Il trasferimento del distretto provinciale dell’Arpa di Teramo da piazza Martiri Pennesi alla nuova sede di Sant’Atto non è più una questione opinabile. È un fatto, ed è soprattutto una scelta irreversibile. Lo ha chiarito con fermezza il direttore generale Maurizio Dionisio che non lascia spazio a interpretazioni ambigue: si tratta di una decisione tecnica, razionale, ponderata, presa nell'interesse dell’efficienza, della sicurezza e della sostenibilità economica dell’Agenzia regionale per la protezione ambientale.
Non si tratta di uno sfratto, né di una “fuga in avanti”, come qualcuno ha voluto insinuare. Le attuali condizioni della sede storica – impianti vetusti, canalizzazioni obsolete, strutture non più idonee – non sono più compatibili con le delicate attività laboratoristiche svolte dall’Arpa. Nonostante negli anni si sia continuato a lavorare in situazioni precarie, oggi – con l’apertura della ricostruzione post-sisma e risorse pubbliche finalmente disponibili – sarebbe irresponsabile non cogliere l’occasione di un rilancio strutturale e funzionale.
Dati alla mano, l’investimento per il trasferimento è già in larga parte effettuato: oltre 500mila euro spesi, l’80% delle attrezzature già spostate, sette cappe chimiche su dieci pronte per la reinstallazione. Una marcia indietro non solo costituirebbe un danno erariale, ma metterebbe a rischio un finanziamento strategico da 6,7 milioni di euro destinato alla rinascita del comparto scientifico e ambientale. Il prezzo da pagare per tornare indietro? Circa 700mila euro di costi aggiuntivi, tra penali, smontaggi, impianti da rifare. Uno spreco che l’opinione pubblica e i cittadini non possono né devono accettare.

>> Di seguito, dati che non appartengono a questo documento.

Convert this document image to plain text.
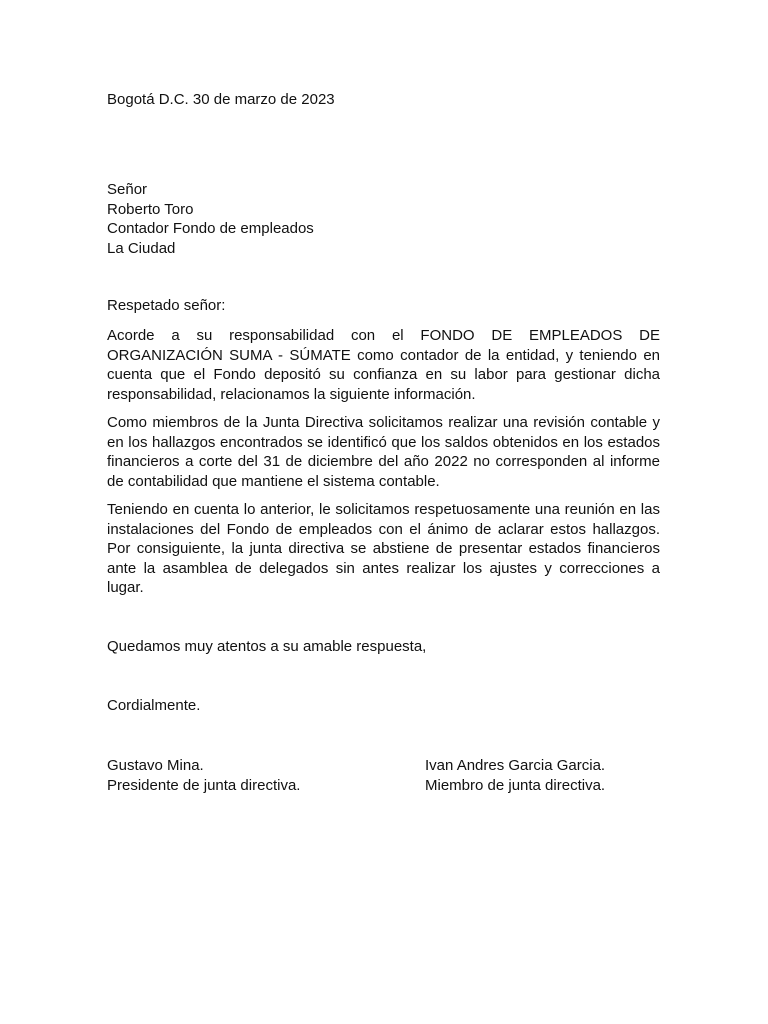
Bogotá D.C. 30 de marzo de 2023
Señor
Roberto Toro
Contador Fondo de empleados
La Ciudad
Respetado señor:

Acorde a su responsabilidad con el FONDO DE EMPLEADOS DE ORGANIZACIÓN SUMA - SÚMATE como contador de la entidad, y teniendo en cuenta que el Fondo depositó su confianza en su labor para gestionar dicha responsabilidad, relacionamos la siguiente información.

Como miembros de la Junta Directiva solicitamos realizar una revisión contable y en los hallazgos encontrados se identificó que los saldos obtenidos en los estados financieros a corte del 31 de diciembre del año 2022 no corresponden al informe de contabilidad que mantiene el sistema contable.

Teniendo en cuenta lo anterior, le solicitamos respetuosamente una reunión en las instalaciones del Fondo de empleados con el ánimo de aclarar estos hallazgos. Por consiguiente, la junta directiva se abstiene de presentar estados financieros ante la asamblea de delegados sin antes realizar los ajustes y correcciones a lugar.

Quedamos muy atentos a su amable respuesta,
Cordialmente.
Gustavo Mina.
Presidente de junta directiva.
Ivan Andres Garcia Garcia.
Miembro de junta directiva.
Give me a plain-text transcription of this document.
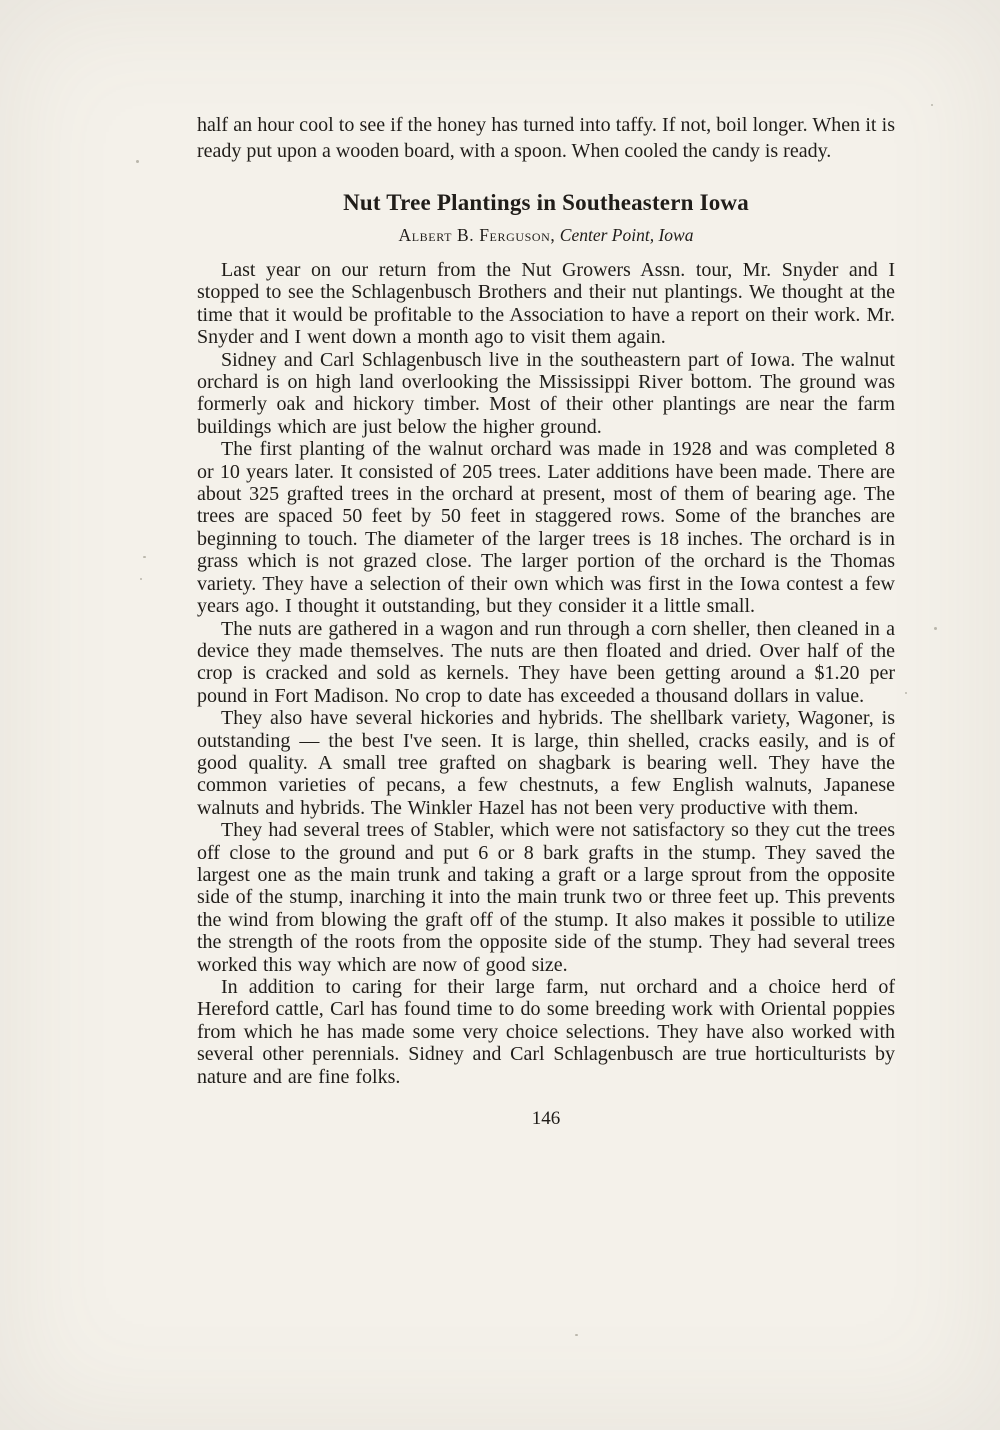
half an hour cool to see if the honey has turned into taffy. If not, boil longer. When it is ready put upon a wooden board, with a spoon. When cooled the candy is ready.

Nut Tree Plantings in Southeastern Iowa
Albert B. Ferguson, Center Point, Iowa

Last year on our return from the Nut Growers Assn. tour, Mr. Snyder and I stopped to see the Schlagenbusch Brothers and their nut plantings. We thought at the time that it would be profitable to the Association to have a report on their work. Mr. Snyder and I went down a month ago to visit them again.

Sidney and Carl Schlagenbusch live in the southeastern part of Iowa. The walnut orchard is on high land overlooking the Mississippi River bottom. The ground was formerly oak and hickory timber. Most of their other plantings are near the farm buildings which are just below the higher ground.

The first planting of the walnut orchard was made in 1928 and was completed 8 or 10 years later. It consisted of 205 trees. Later additions have been made. There are about 325 grafted trees in the orchard at present, most of them of bearing age. The trees are spaced 50 feet by 50 feet in staggered rows. Some of the branches are beginning to touch. The diameter of the larger trees is 18 inches. The orchard is in grass which is not grazed close. The larger portion of the orchard is the Thomas variety. They have a selection of their own which was first in the Iowa contest a few years ago. I thought it outstanding, but they consider it a little small.

The nuts are gathered in a wagon and run through a corn sheller, then cleaned in a device they made themselves. The nuts are then floated and dried. Over half of the crop is cracked and sold as kernels. They have been getting around a $1.20 per pound in Fort Madison. No crop to date has exceeded a thousand dollars in value.

They also have several hickories and hybrids. The shellbark variety, Wagoner, is outstanding — the best I've seen. It is large, thin shelled, cracks easily, and is of good quality. A small tree grafted on shagbark is bearing well. They have the common varieties of pecans, a few chestnuts, a few English walnuts, Japanese walnuts and hybrids. The Winkler Hazel has not been very productive with them.

They had several trees of Stabler, which were not satisfactory so they cut the trees off close to the ground and put 6 or 8 bark grafts in the stump. They saved the largest one as the main trunk and taking a graft or a large sprout from the opposite side of the stump, inarching it into the main trunk two or three feet up. This prevents the wind from blowing the graft off of the stump. It also makes it possible to utilize the strength of the roots from the opposite side of the stump. They had several trees worked this way which are now of good size.

In addition to caring for their large farm, nut orchard and a choice herd of Hereford cattle, Carl has found time to do some breeding work with Oriental poppies from which he has made some very choice selections. They have also worked with several other perennials. Sidney and Carl Schlagenbusch are true horticulturists by nature and are fine folks.

146
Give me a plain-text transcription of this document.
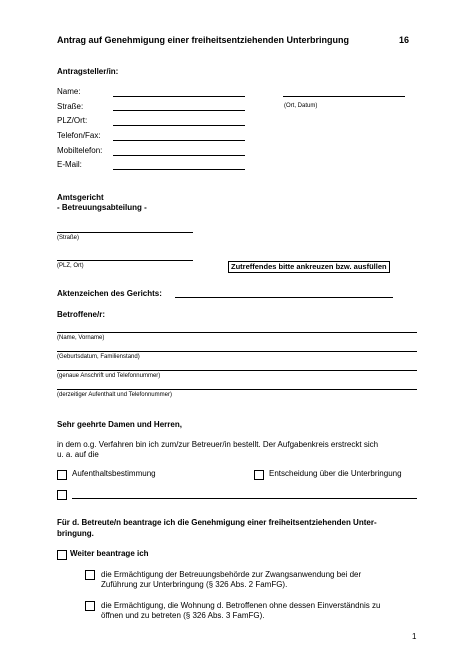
Antrag auf Genehmigung einer freiheitsentziehenden Unterbringung	16
Antragsteller/in:
Name:
Straße:	(Ort, Datum)
PLZ/Ort:
Telefon/Fax:
Mobiltelefon:
E-Mail:
Amtsgericht
- Betreuungsabteilung -
(Straße)
(PLZ, Ort)	Zutreffendes bitte ankreuzen bzw. ausfüllen
Aktenzeichen des Gerichts:
Betroffene/r:
(Name, Vorname)
(Geburtsdatum, Familienstand)
(genaue Anschrift und Telefonnummer)
(derzeitiger Aufenthalt und Telefonnummer)
Sehr geehrte Damen und Herren,
in dem o.g. Verfahren bin ich zum/zur Betreuer/in bestellt. Der Aufgabenkreis erstreckt sich
u. a. auf die
Aufenthaltsbestimmung	Entscheidung über die Unterbringung
Für d. Betreute/n beantrage ich die Genehmigung einer freiheitsentziehenden Unter-
bringung.
Weiter beantrage ich
die Ermächtigung der Betreuungsbehörde zur Zwangsanwendung bei der
Zuführung zur Unterbringung (§ 326 Abs. 2 FamFG).
die Ermächtigung, die Wohnung d. Betroffenen ohne dessen Einverständnis zu
öffnen und zu betreten (§ 326 Abs. 3 FamFG).
1
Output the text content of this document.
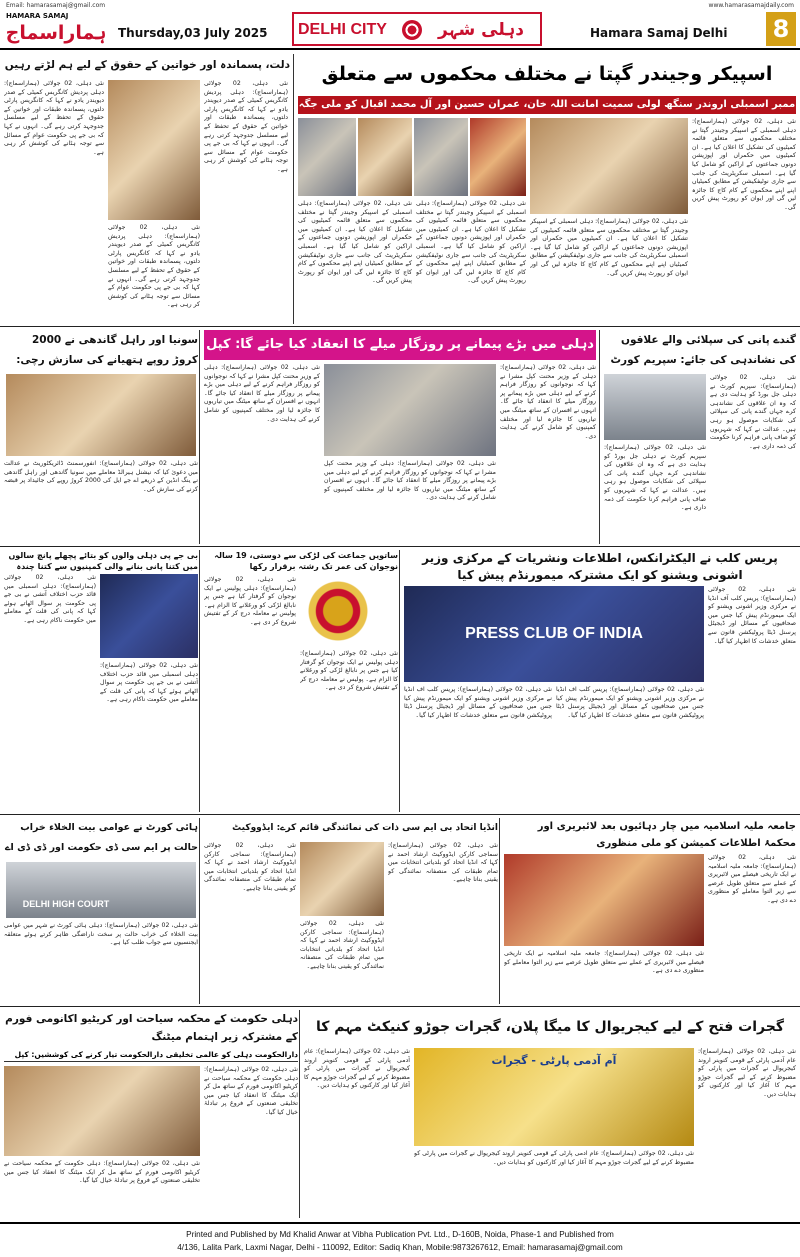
Email: hamarasamaj@gmail.com	www.hamarasamajdaily.com
HAMARA SAMAJ
ہماراسماج Thursday,03 July 2025	DELHI CITY	دہلی شہر	Hamara Samaj Delhi	8
دلت، پسماندہ اور خواتین کے حقوق کے لیے ہم لڑتے رہیں
نئی دہلی، 02 جولائی (ہماراسماج): دہلی پردیش کانگریس کمیٹی کے صدر دیویندر یادو نے کہا کہ کانگریس پارٹی دلتوں، پسماندہ طبقات اور خواتین کے حقوق کے تحفظ کے لیے مسلسل جدوجہد کرتی رہے گی۔ انہوں نے کہا کہ بی جے پی حکومت عوام کے مسائل سے توجہ ہٹانے کی کوشش کر رہی ہے۔
نئی دہلی، 02 جولائی (ہماراسماج): دہلی پردیش کانگریس کمیٹی کے صدر دیویندر یادو نے کہا کہ کانگریس پارٹی دلتوں، پسماندہ طبقات اور خواتین کے حقوق کے تحفظ کے لیے مسلسل جدوجہد کرتی رہے گی۔ انہوں نے کہا کہ بی جے پی حکومت عوام کے مسائل سے توجہ ہٹانے کی کوشش کر رہی ہے۔
نئی دہلی، 02 جولائی (ہماراسماج): دہلی پردیش کانگریس کمیٹی کے صدر دیویندر یادو نے کہا کہ کانگریس پارٹی دلتوں، پسماندہ طبقات اور خواتین کے حقوق کے تحفظ کے لیے مسلسل جدوجہد کرتی رہے گی۔ انہوں نے کہا کہ بی جے پی حکومت عوام کے مسائل سے توجہ ہٹانے کی کوشش کر رہی ہے۔
اسپیکر وجیندر گپتا نے مختلف محکموں سے متعلق
ممبر اسمبلی اروندر سنگھ لولی سمیت امانت اللہ خان، عمران حسین اور آل محمد اقبال کو ملی جگہ
نئی دہلی، 02 جولائی (ہماراسماج): دہلی اسمبلی کے اسپیکر وجیندر گپتا نے مختلف محکموں سے متعلق قائمہ کمیٹیوں کی تشکیل کا اعلان کیا ہے۔ ان کمیٹیوں میں حکمراں اور اپوزیشن دونوں جماعتوں کے اراکین کو شامل کیا گیا ہے۔ اسمبلی سکریٹریٹ کی جانب سے جاری نوٹیفکیشن کے مطابق کمیٹیاں اپنے اپنے محکموں کے کام کاج کا جائزہ لیں گی اور ایوان کو رپورٹ پیش کریں گی۔
نئی دہلی، 02 جولائی (ہماراسماج): دہلی اسمبلی کے اسپیکر وجیندر گپتا نے مختلف محکموں سے متعلق قائمہ کمیٹیوں کی تشکیل کا اعلان کیا ہے۔ ان کمیٹیوں میں حکمراں اور اپوزیشن دونوں جماعتوں کے اراکین کو شامل کیا گیا ہے۔ اسمبلی سکریٹریٹ کی جانب سے جاری نوٹیفکیشن کے مطابق کمیٹیاں اپنے اپنے محکموں کے کام کاج کا جائزہ لیں گی اور ایوان کو رپورٹ پیش کریں گی۔
نئی دہلی، 02 جولائی (ہماراسماج): دہلی اسمبلی کے اسپیکر وجیندر گپتا نے مختلف محکموں سے متعلق قائمہ کمیٹیوں کی تشکیل کا اعلان کیا ہے۔ ان کمیٹیوں میں حکمراں اور اپوزیشن دونوں جماعتوں کے اراکین کو شامل کیا گیا ہے۔ اسمبلی سکریٹریٹ کی جانب سے جاری نوٹیفکیشن کے مطابق کمیٹیاں اپنے اپنے محکموں کے کام کاج کا جائزہ لیں گی اور ایوان کو رپورٹ پیش کریں گی۔
نئی دہلی، 02 جولائی (ہماراسماج): دہلی اسمبلی کے اسپیکر وجیندر گپتا نے مختلف محکموں سے متعلق قائمہ کمیٹیوں کی تشکیل کا اعلان کیا ہے۔ ان کمیٹیوں میں حکمراں اور اپوزیشن دونوں جماعتوں کے اراکین کو شامل کیا گیا ہے۔ اسمبلی سکریٹریٹ کی جانب سے جاری نوٹیفکیشن کے مطابق کمیٹیاں اپنے اپنے محکموں کے کام کاج کا جائزہ لیں گی اور ایوان کو رپورٹ پیش کریں گی۔
سونیا اور راہل گاندھی نے 2000 کروڑ روپے ہتھیانے کی سازش رچی:
نئی دہلی، 02 جولائی (ہماراسماج): انفورسمنٹ ڈائریکٹوریٹ نے عدالت میں دعویٰ کیا کہ نیشنل ہیرالڈ معاملے میں سونیا گاندھی اور راہل گاندھی نے ینگ انڈین کے ذریعے اے جے ایل کی 2000 کروڑ روپے کی جائیداد پر قبضہ کرنے کی سازش کی۔
دہلی میں بڑے پیمانے پر روزگار میلے کا انعقاد کیا جائے گا: کپل
نئی دہلی، 02 جولائی (ہماراسماج): دہلی کے وزیر محنت کپل مشرا نے کہا کہ نوجوانوں کو روزگار فراہم کرنے کے لیے دہلی میں بڑے پیمانے پر روزگار میلے کا انعقاد کیا جائے گا۔ انہوں نے افسران کے ساتھ میٹنگ میں تیاریوں کا جائزہ لیا اور مختلف کمپنیوں کو شامل کرنے کی ہدایت دی۔
نئی دہلی، 02 جولائی (ہماراسماج): دہلی کے وزیر محنت کپل مشرا نے کہا کہ نوجوانوں کو روزگار فراہم کرنے کے لیے دہلی میں بڑے پیمانے پر روزگار میلے کا انعقاد کیا جائے گا۔ انہوں نے افسران کے ساتھ میٹنگ میں تیاریوں کا جائزہ لیا اور مختلف کمپنیوں کو شامل کرنے کی ہدایت دی۔
نئی دہلی، 02 جولائی (ہماراسماج): دہلی کے وزیر محنت کپل مشرا نے کہا کہ نوجوانوں کو روزگار فراہم کرنے کے لیے دہلی میں بڑے پیمانے پر روزگار میلے کا انعقاد کیا جائے گا۔ انہوں نے افسران کے ساتھ میٹنگ میں تیاریوں کا جائزہ لیا اور مختلف کمپنیوں کو شامل کرنے کی ہدایت دی۔
گندے پانی کی سپلائی والے علاقوں کی نشاندہی کی جائے: سپریم کورٹ
نئی دہلی، 02 جولائی (ہماراسماج): سپریم کورٹ نے دہلی جل بورڈ کو ہدایت دی ہے کہ وہ ان علاقوں کی نشاندہی کرے جہاں گندے پانی کی سپلائی کی شکایات موصول ہو رہی ہیں۔ عدالت نے کہا کہ شہریوں کو صاف پانی فراہم کرنا حکومت کی ذمہ داری ہے۔
نئی دہلی، 02 جولائی (ہماراسماج): سپریم کورٹ نے دہلی جل بورڈ کو ہدایت دی ہے کہ وہ ان علاقوں کی نشاندہی کرے جہاں گندے پانی کی سپلائی کی شکایات موصول ہو رہی ہیں۔ عدالت نے کہا کہ شہریوں کو صاف پانی فراہم کرنا حکومت کی ذمہ داری ہے۔
بی جے پی دہلی والوں کو بتائے پچھلے پانچ سالوں میں کتنا پانی بنانے والی کمپنیوں سے کتنا چندہ
نئی دہلی، 02 جولائی (ہماراسماج): دہلی اسمبلی میں قائد حزب اختلاف آتشی نے بی جے پی حکومت پر سوال اٹھاتے ہوئے کہا کہ پانی کی قلت کے معاملے میں حکومت ناکام رہی ہے۔
نئی دہلی، 02 جولائی (ہماراسماج): دہلی اسمبلی میں قائد حزب اختلاف آتشی نے بی جے پی حکومت پر سوال اٹھاتے ہوئے کہا کہ پانی کی قلت کے معاملے میں حکومت ناکام رہی ہے۔
ساتویں جماعت کی لڑکی سے دوستی، 19 سالہ نوجوان کی عمر تک رشتہ برقرار رکھا
نئی دہلی، 02 جولائی (ہماراسماج): دہلی پولیس نے ایک نوجوان کو گرفتار کیا ہے جس پر نابالغ لڑکی کو ورغلانے کا الزام ہے۔ پولیس نے معاملہ درج کر کے تفتیش شروع کر دی ہے۔
نئی دہلی، 02 جولائی (ہماراسماج): دہلی پولیس نے ایک نوجوان کو گرفتار کیا ہے جس پر نابالغ لڑکی کو ورغلانے کا الزام ہے۔ پولیس نے معاملہ درج کر کے تفتیش شروع کر دی ہے۔
پریس کلب نے الیکٹرانکس، اطلاعات ونشریات کے مرکزی وزیر اشونی ویشنو کو ایک مشترکہ میمورنڈم پیش کیا
PRESS CLUB OF INDIA
نئی دہلی، 02 جولائی (ہماراسماج): پریس کلب آف انڈیا نے مرکزی وزیر اشونی ویشنو کو ایک میمورنڈم پیش کیا جس میں صحافیوں کے مسائل اور ڈیجیٹل پرسنل ڈیٹا پروٹیکشن قانون سے متعلق خدشات کا اظہار کیا گیا۔
نئی دہلی، 02 جولائی (ہماراسماج): پریس کلب آف انڈیا نے مرکزی وزیر اشونی ویشنو کو ایک میمورنڈم پیش کیا جس میں صحافیوں کے مسائل اور ڈیجیٹل پرسنل ڈیٹا پروٹیکشن قانون سے متعلق خدشات کا اظہار کیا گیا۔
نئی دہلی، 02 جولائی (ہماراسماج): پریس کلب آف انڈیا نے مرکزی وزیر اشونی ویشنو کو ایک میمورنڈم پیش کیا جس میں صحافیوں کے مسائل اور ڈیجیٹل پرسنل ڈیٹا پروٹیکشن قانون سے متعلق خدشات کا اظہار کیا گیا۔
ہائی کورٹ نے عوامی بیت الخلاء خراب حالت پر ایم سی ڈی حکومت اور ڈی ڈی اے
DELHI HIGH COURT
نئی دہلی، 02 جولائی (ہماراسماج): دہلی ہائی کورٹ نے شہر میں عوامی بیت الخلاء کی خراب حالت پر سخت ناراضگی ظاہر کرتے ہوئے متعلقہ ایجنسیوں سے جواب طلب کیا ہے۔
انڈیا اتحاد بی ایم سی ذات کی نمائندگی قائم کرے: ایڈووکیٹ
نئی دہلی، 02 جولائی (ہماراسماج): سماجی کارکن ایڈووکیٹ ارشاد احمد نے کہا کہ انڈیا اتحاد کو بلدیاتی انتخابات میں تمام طبقات کی منصفانہ نمائندگی کو یقینی بنانا چاہیے۔
نئی دہلی، 02 جولائی (ہماراسماج): سماجی کارکن ایڈووکیٹ ارشاد احمد نے کہا کہ انڈیا اتحاد کو بلدیاتی انتخابات میں تمام طبقات کی منصفانہ نمائندگی کو یقینی بنانا چاہیے۔
نئی دہلی، 02 جولائی (ہماراسماج): سماجی کارکن ایڈووکیٹ ارشاد احمد نے کہا کہ انڈیا اتحاد کو بلدیاتی انتخابات میں تمام طبقات کی منصفانہ نمائندگی کو یقینی بنانا چاہیے۔
جامعہ ملیہ اسلامیہ میں چار دہائیوں بعد لائبریری اور محکمۂ اطلاعات کمیشن کو ملی منظوری
نئی دہلی، 02 جولائی (ہماراسماج): جامعہ ملیہ اسلامیہ نے ایک تاریخی فیصلے میں لائبریری کے عملے سے متعلق طویل عرصے سے زیر التوا معاملے کو منظوری دے دی ہے۔
نئی دہلی، 02 جولائی (ہماراسماج): جامعہ ملیہ اسلامیہ نے ایک تاریخی فیصلے میں لائبریری کے عملے سے متعلق طویل عرصے سے زیر التوا معاملے کو منظوری دے دی ہے۔
دہلی حکومت کے محکمہ سیاحت اور کریٹیو اکانومی فورم کے مشترکہ زیر اہتمام میٹنگ
دارالحکومت دہلی کو عالمی تخلیقی دارالحکومت تیار کرنے کی کوششیں: کپل
نئی دہلی، 02 جولائی (ہماراسماج): دہلی حکومت کے محکمہ سیاحت نے کریٹیو اکانومی فورم کے ساتھ مل کر ایک میٹنگ کا انعقاد کیا جس میں تخلیقی صنعتوں کے فروغ پر تبادلۂ خیال کیا گیا۔
نئی دہلی، 02 جولائی (ہماراسماج): دہلی حکومت کے محکمہ سیاحت نے کریٹیو اکانومی فورم کے ساتھ مل کر ایک میٹنگ کا انعقاد کیا جس میں تخلیقی صنعتوں کے فروغ پر تبادلۂ خیال کیا گیا۔
گجرات فتح کے لیے کیجریوال کا میگا پلان، گجرات جوڑو کنیکٹ مہم کا
آم آدمی پارٹی - گجرات
نئی دہلی، 02 جولائی (ہماراسماج): عام آدمی پارٹی کے قومی کنوینر اروند کیجریوال نے گجرات میں پارٹی کو مضبوط کرنے کے لیے گجرات جوڑو مہم کا آغاز کیا اور کارکنوں کو ہدایات دیں۔
نئی دہلی، 02 جولائی (ہماراسماج): عام آدمی پارٹی کے قومی کنوینر اروند کیجریوال نے گجرات میں پارٹی کو مضبوط کرنے کے لیے گجرات جوڑو مہم کا آغاز کیا اور کارکنوں کو ہدایات دیں۔
نئی دہلی، 02 جولائی (ہماراسماج): عام آدمی پارٹی کے قومی کنوینر اروند کیجریوال نے گجرات میں پارٹی کو مضبوط کرنے کے لیے گجرات جوڑو مہم کا آغاز کیا اور کارکنوں کو ہدایات دیں۔
Printed and Published by Md Khalid Anwar at Vibha Publication Pvt. Ltd., D-160B, Noida, Phase-1 and Published from
4/136, Lalita Park, Laxmi Nagar, Delhi - 110092, Editor: Sadiq Khan, Mobile:9873267612, Email: hamarasamaj@gmail.com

Sul fronte interno, Dionisio non nasconde una certa amarezza per le resistenze di una minoranza che, a suo dire, continua a ostacolare il processo. Ma riconosce, con apprezzamento, il senso di responsabilità dimostrato dalla grande maggioranza del personale, impegnato nella complessa operazione logistica.
Sotto la superficie di una vicenda apparentemente tecnica, emerge in realtà un nodo tutto politico e culturale: la capacità (o l’incapacità) di questo Paese di credere nella propria modernizzazione, di agire nel segno della responsabilità pubblica, di investire sul proprio patrimonio scientifico e ambientale senza piegarsi a logiche localistiche o personali.
L’Arpa Abruzzo, come ricordato dal suo direttore generale, è un ente pubblico autonomo. Non può e non deve subire pressioni né ingerenze esterne quando si tratta di scelte strategiche. Pretendere trasparenza e rigore, sì. Ma confondere il controllo con l’ostruzionismo, l’interesse pubblico con la nostalgia delle vecchie sedi, rischia di essere dannoso tanto quanto irresponsabile.
Nel pieno rispetto del confronto democratico, è tempo di lasciare spazio ai fatti, ai numeri, alla realtà. E la realtà – oggi più che mai – parla chiaro: il futuro dell’Arpa Teramo passa da Sant’Atto.